The vampires here are terrace-dwelling bloodsuckers, just like the devil - in all his gleeful evilness - had intended them to be. The werewolves are grimy and menacing, and they thankfully refrain from shedding their clothes at every available opportunity.
And the male lead doesn't sparkle. Not even once. Not even a tiny twinkle anywhere.
That said, Mortal Instruments: City of Bones, in itself doesn't have a novel premise. And we have grown up on a healthy diet of Harry Potters, Constatantines, Buffys, Van Helsings and Underworlds to see when and what the series borrows from the medieval/gothic-supernatural-meets-normal-life genre.
Clary Fray (Lily Collins) is a spunky red-haired wisp of a girl whose unnerving visions of strange symbols worry her mother Jocelyn (Lena Headey). One evening, Clary and her best friend Simon (Robert Sheehan) go into a club that's teeming with nubile teenagers of the gothic persuasion, and music of the hard-core heavy metal kind. While here, Clary comes across a group of hooded, tattooed teenagers whom only she can see.
Next off, Clary's mother disappears, and monsters start popping out from behind previously innocuous doors in her house. It is then that she is accosted by Jace (Jamie Campbell Bower), who tells her that her mother was a "Shadowhunter" - a half-angel who fights demons that are invisible to human (or rather "Mundane") eyes.
Jace and his gang of inked, kohl-eyed and leather-clad Shadowhunter friends take Clary to the Institute, where the chief Shadowhunter, Hodge Starkweather (Jared Harris), tells her that Clary's mother had stolen the cup of the Angel Raziel (one that turned humans into Shadowhunters) from Valentine Morgenstern (Jonathan Rhys Meyers), a Shadowhunter who was determined to cross over to the dark side, because someone's got to play the villain you know.
Clary is informed that her mother had gotten a warlock to suppress Clary's memories so that the two of them could have a normal life.
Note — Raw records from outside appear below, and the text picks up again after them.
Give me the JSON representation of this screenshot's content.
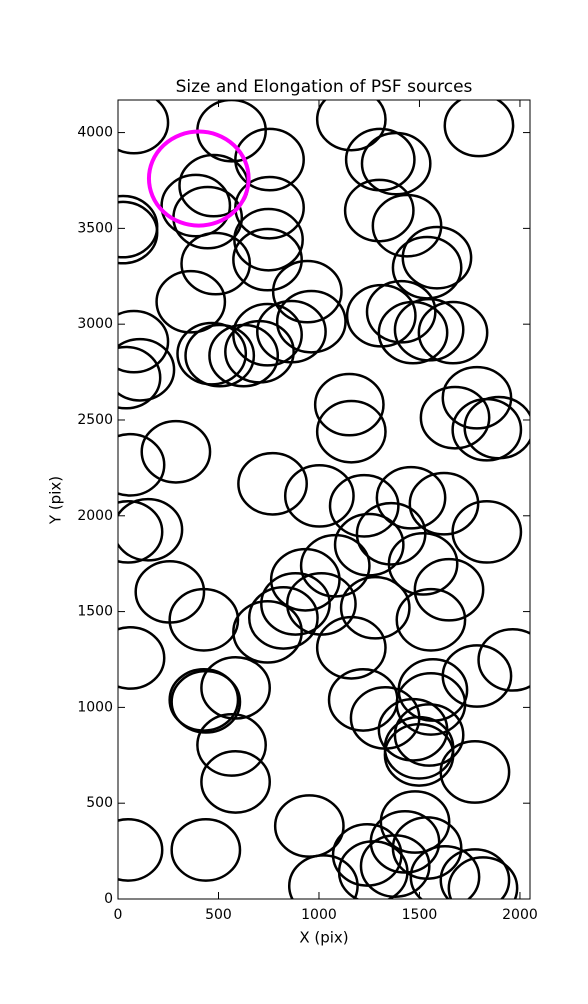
{
  "chart_data": {
    "type": "ellipse",
    "title": "Size and Elongation of PSF sources",
    "xlabel": "X (pix)",
    "ylabel": "Y (pix)",
    "xlim": [
      0,
      2050
    ],
    "ylim": [
      0,
      4170
    ],
    "xticks": [
      0,
      500,
      1000,
      1500,
      2000
    ],
    "yticks": [
      0,
      500,
      1000,
      1500,
      2000,
      2500,
      3000,
      3500,
      4000
    ],
    "series": [
      {
        "color": "#000000",
        "width": 340,
        "height": 320,
        "x": [
          79,
          565,
          1161,
          1796,
          754,
          1305,
          1384,
          476,
          387,
          446,
          754,
          1300,
          1438,
          25,
          25,
          749,
          744,
          486,
          1587,
          1538,
          362,
          942,
          962,
          863,
          744,
          79,
          1310,
          1409,
          1468,
          1548,
          1667,
          704,
          625,
          466,
          506,
          109,
          40,
          1151,
          1161,
          1786,
          1677,
          1835,
          1895,
          288,
          60,
          769,
          1002,
          1225,
          1458,
          1622,
          149,
          50,
          1835,
          1250,
          1359,
          1081,
          932,
          1518,
          1647,
          258,
          883,
          1012,
          1280,
          823,
          427,
          744,
          1557,
          1161,
          60,
          1786,
          1964,
          585,
          427,
          437,
          1220,
          1329,
          1567,
          1557,
          1468,
          1548,
          1498,
          1498,
          565,
          1776,
          585,
          952,
          50,
          437,
          1478,
          1428,
          1538,
          1240,
          1270,
          1379,
          1627,
          1776,
          1816,
          1022
        ],
        "values": [
          4052,
          4010,
          4068,
          4037,
          3859,
          3859,
          3838,
          3723,
          3619,
          3556,
          3608,
          3593,
          3514,
          3509,
          3478,
          3441,
          3337,
          3316,
          3347,
          3295,
          3117,
          3170,
          3013,
          2961,
          2945,
          2909,
          3044,
          3065,
          2956,
          2971,
          2956,
          2856,
          2836,
          2846,
          2836,
          2762,
          2721,
          2580,
          2439,
          2616,
          2512,
          2449,
          2460,
          2334,
          2266,
          2167,
          2104,
          2052,
          2094,
          2063,
          1927,
          1916,
          1916,
          1849,
          1906,
          1739,
          1666,
          1749,
          1614,
          1603,
          1540,
          1540,
          1520,
          1467,
          1457,
          1394,
          1457,
          1311,
          1258,
          1164,
          1248,
          1102,
          1039,
          1029,
          1039,
          945,
          1091,
          1018,
          883,
          856,
          789,
          752,
          804,
          663,
          611,
          381,
          256,
          256,
          402,
          298,
          266,
          230,
          141,
          172,
          115,
          99,
          57,
          68
        ]
      },
      {
        "color": "#ff00ff",
        "width": 496,
        "height": 491,
        "x": [
          402
        ],
        "values": [
          3760
        ]
      }
    ]
  }
}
And in doing so, Jocelyn had also left the location of the cup in some hoarded-up corner of Clary's mind. She now has to retrieve her memories, her mother and the Mortal Cup, before Valentine shows up to wreck havoc in everybody's general direction.
Cassandra Clare's Mortal Instruments novels have already been allotted their place as tiresome additions to the burgeoning rows of shelves dedicated to the "chick-lit-fantasy" genre, following in the footsteps of other clichéd writers like Richelle Mead and P C Cast. Naturally, then, the onscreen adaptation was bound to suffer from an utter lack of cohesive narrative, or a credibly impressive screenplay.
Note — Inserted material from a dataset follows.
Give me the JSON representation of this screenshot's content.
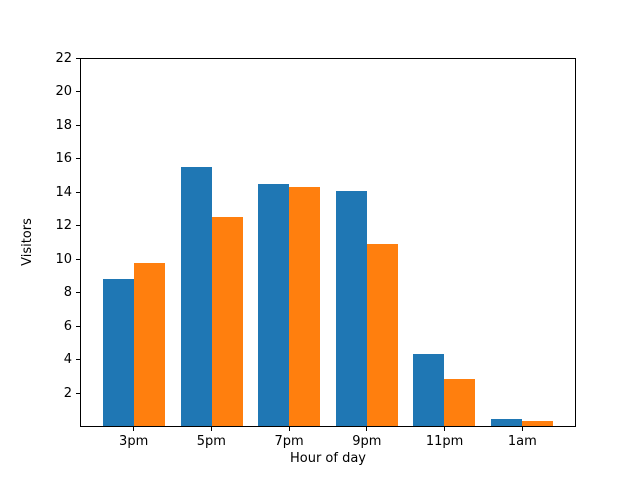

The cinematography is adequate, though hardly ground-breaking. There are generous helpings of gore and goth, as well as thumping music, especially during the action scenes. While the editing in the first hour is fairly steady, it slips up in a number of places during the second hour, as a result of which, a lot of loose threads manage to escape from the haphazardly tied-up yarn at the end.
Lilly Collins throws herself earnestly into her role, and Jamie Campbell Bower is decidedly edgy and intense as the brooding (sigh! when will women stop being drawn to these types?) Jace. However, it breaks our heart to report that the beautiful (this reviewer believes that no other word would suffice) Jonathan Rhys Meyers is seriously disappointing as Valentine.
The director, Harald Zwart, clearly doesn't know what he wants the movie to be - a sloshfest of gore, slimy monsters and unimaginatively choreographed action scenes, or a fantasy movie which focuses on getting across the story elements to the newbie viewer who knows nothing about the books, or a love story set against the backdrop of medieval cathedrals and some good ol' monster-slaying.
In trying to do all of the above, the movie ends up doing none of it convincingly, so much so that you are left with a nagging feeling at the end of it all.